Haemoglobin and anaemia in the SMART studyAmanda Mocroft, Alan R Lifson, Giota Touloumi, Jacqueline Neuhaus, Zoe Fox, Adrian Palfreeman, Michael J Vjecha, Sally Hodder, Stephane De Wit, Jens D Lundgren, Andrew N Phillips, the INSIGHT SMART Study Group, the INSIGHT SMART Study Group
Corresponding author name: Amanda Mocroft
Corresponding author e-mail: firstname.lastname@example.org
Citation: Antiviral Therapy 2011; 16:329-337
Date published online: 08 March 2011
Background: Data from randomized trials on the development of anaemia after interruption of therapy are not well-described.

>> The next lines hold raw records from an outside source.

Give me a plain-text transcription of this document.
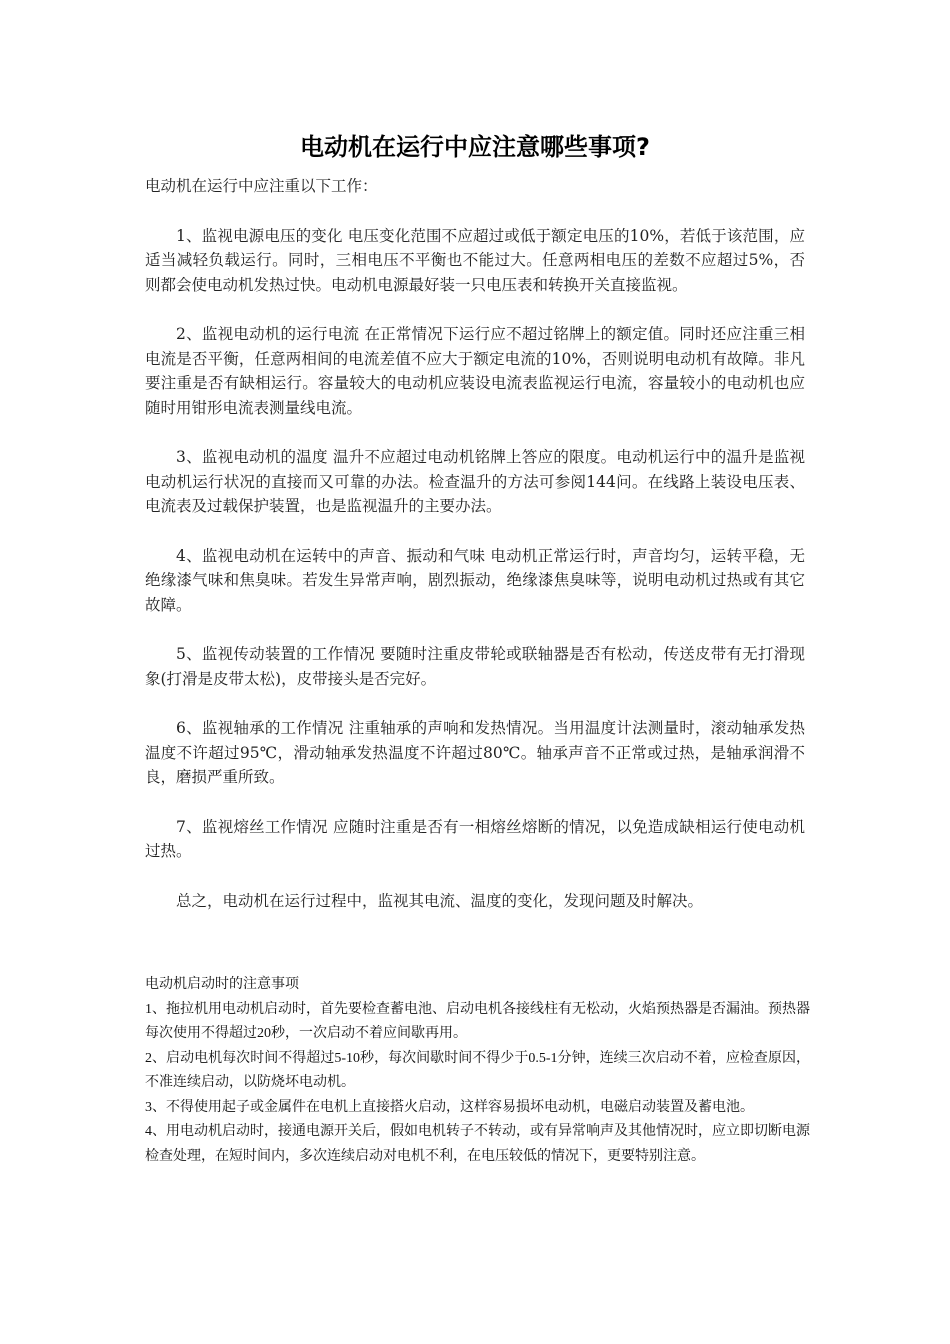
电动机在运行中应注意哪些事项?

电动机在运行中应注重以下工作：

1、监视电源电压的变化 电压变化范围不应超过或低于额定电压的10%，若低于该范围，应适当减轻负载运行。同时，三相电压不平衡也不能过大。任意两相电压的差数不应超过5%，否则都会使电动机发热过快。电动机电源最好装一只电压表和转换开关直接监视。

2、监视电动机的运行电流 在正常情况下运行应不超过铭牌上的额定值。同时还应注重三相电流是否平衡，任意两相间的电流差值不应大于额定电流的10%，否则说明电动机有故障。非凡要注重是否有缺相运行。容量较大的电动机应装设电流表监视运行电流，容量较小的电动机也应随时用钳形电流表测量线电流。

3、监视电动机的温度 温升不应超过电动机铭牌上答应的限度。电动机运行中的温升是监视电动机运行状况的直接而又可靠的办法。检查温升的方法可参阅144问。在线路上装设电压表、电流表及过载保护装置，也是监视温升的主要办法。

4、监视电动机在运转中的声音、振动和气味 电动机正常运行时，声音均匀，运转平稳，无绝缘漆气味和焦臭味。若发生异常声响，剧烈振动，绝缘漆焦臭味等，说明电动机过热或有其它故障。

5、监视传动装置的工作情况 要随时注重皮带轮或联轴器是否有松动，传送皮带有无打滑现象(打滑是皮带太松)，皮带接头是否完好。

6、监视轴承的工作情况 注重轴承的声响和发热情况。当用温度计法测量时，滚动轴承发热温度不许超过95℃，滑动轴承发热温度不许超过80℃。轴承声音不正常或过热，是轴承润滑不良，磨损严重所致。

7、监视熔丝工作情况 应随时注重是否有一相熔丝熔断的情况，以免造成缺相运行使电动机过热。

总之，电动机在运行过程中，监视其电流、温度的变化，发现问题及时解决。

电动机启动时的注意事项

1、拖拉机用电动机启动时，首先要检查蓄电池、启动电机各接线柱有无松动，火焰预热器是否漏油。预热器每次使用不得超过20秒，一次启动不着应间歇再用。

2、启动电机每次时间不得超过5-10秒，每次间歇时间不得少于0.5-1分钟，连续三次启动不着，应检查原因，不准连续启动，以防烧坏电动机。

3、不得使用起子或金属件在电机上直接搭火启动，这样容易损坏电动机，电磁启动装置及蓄电池。

4、用电动机启动时，接通电源开关后，假如电机转子不转动，或有异常响声及其他情况时，应立即切断电源检查处理，在短时间内，多次连续启动对电机不利，在电压较低的情况下，更要特别注意。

Methods: A total of 2,248 patients from the SMART study were included. We used Cox proportional hazards models to investigate development of new (≤12 mg/dl for females and ≤14 mg/dl for males) or worsening (≤8 mg/dl if anaemic at randomization) anaemia and Poisson regression analyses to explore the relationship between anaemia and the development of AIDS, death or non-AIDS events.

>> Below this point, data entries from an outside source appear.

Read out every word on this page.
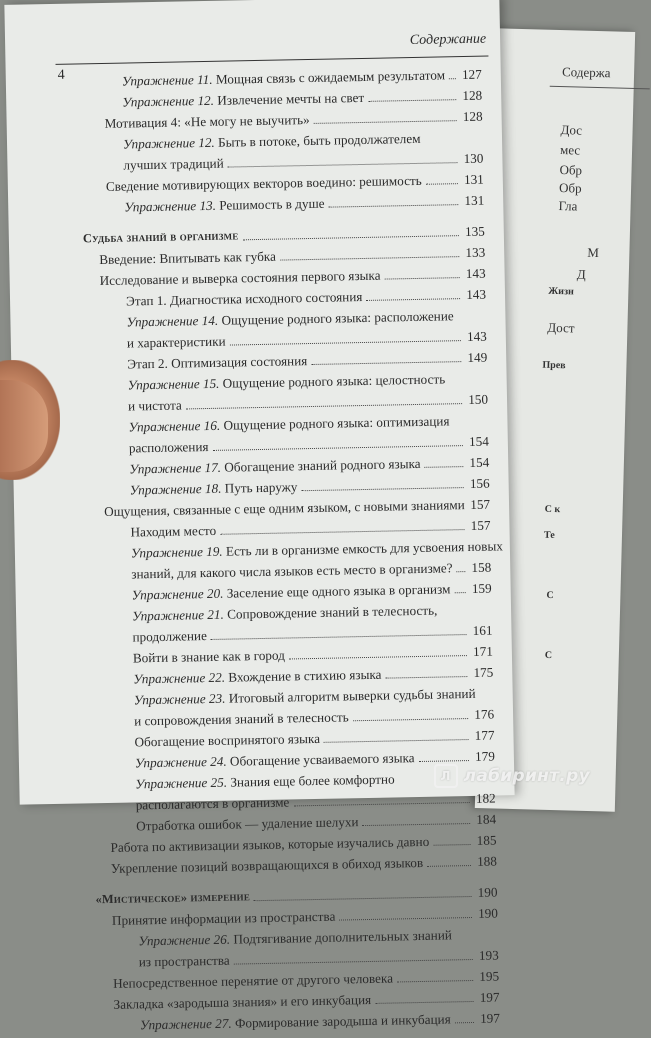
Содержа
Дос
мес
Обр
Обр
Гла
М
Д
Жизн
Дост
Прев
С к
Те
С
С
Содержание
4	Упражнение 11. Мощная связь с ожидаемым результатом 127
Упражнение 12. Извлечение мечты на свет	128
Мотивация 4: «Не могу не выучить»	128
Упражнение 12. Быть в потоке, быть продолжателем
лучших традиций	130
Сведение мотивирующих векторов воедино: решимость	131
Упражнение 13. Решимость в душе	131
Судьба знаний в организме	135
Введение: Впитывать как губка	133
Исследование и выверка состояния первого языка	143
Этап 1. Диагностика исходного состояния	143
Упражнение 14. Ощущение родного языка: расположение
и характеристики	143
Этап 2. Оптимизация состояния	149
Упражнение 15. Ощущение родного языка: целостность
и чистота	150
Упражнение 16. Ощущение родного языка: оптимизация
расположения	154
Упражнение 17. Обогащение знаний родного языка	154
Упражнение 18. Путь наружу	156
Ощущения, связанные с еще одним языком, с новыми знаниями 157
Находим место	157
Упражнение 19. Есть ли в организме емкость для усвоения новых
знаний, для какого числа языков есть место в организме? 158
Упражнение 20. Заселение еще одного языка в организм 159
Упражнение 21. Сопровождение знаний в телесность,
продолжение	161
Войти в знание как в город	171
Упражнение 22. Вхождение в стихию языка	175
Упражнение 23. Итоговый алгоритм выверки судьбы знаний
и сопровождения знаний в телесность	176
Обогащение воспринятого языка	177
Упражнение 24. Обогащение усваиваемого языка	179
Упражнение 25. Знания еще более комфортно
располагаются в организме	182
Отработка ошибок — удаление шелухи	184
Работа по активизации языков, которые изучались давно	185
Укрепление позиций возвращающихся в обиход языков	188
«Мистическое» измерение	190
Принятие информации из пространства	190
Упражнение 26. Подтягивание дополнительных знаний
из пространства	193
Непосредственное перенятие от другого человека	195
Закладка «зародыша знания» и его инкубация	197
Упражнение 27. Формирование зародыша и инкубация 197
Л лабиринт.ру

Results: Overall, 759 patients developed new or worsening anaemia: 420/1,106 (38.0%) in the drug conservation (DC) arm and 339/1127 (30.1%) in the viral suppression (VS) arm (P<0.0001). At 4 months after randomization, patients in the DC arm had a significantly increased risk of developing new or worsening anaemia (adjusted relative hazard 1.56, 95% CI 1.28–1.89). Currently anaemic patients had an increased incidence of AIDS (adjusted incidence rate ratio [IRR] 2.31, 95% CI 1.34–3.98), death (adjusted IRR 2.19, 95% CI 1.23–3.87) and non-AIDS events (adjusted IRR 2.98, 95% CI 2.01–4.40) compared to non-anaemic patients.
Conclusions: Patients who interrupted combination antiretroviral therapy had a higher risk of new or worsening anaemia. Anaemic patients had a higher incidence of AIDS, non-AIDS defining events or deaths, possibly due to deteriorating health and subclinical disease.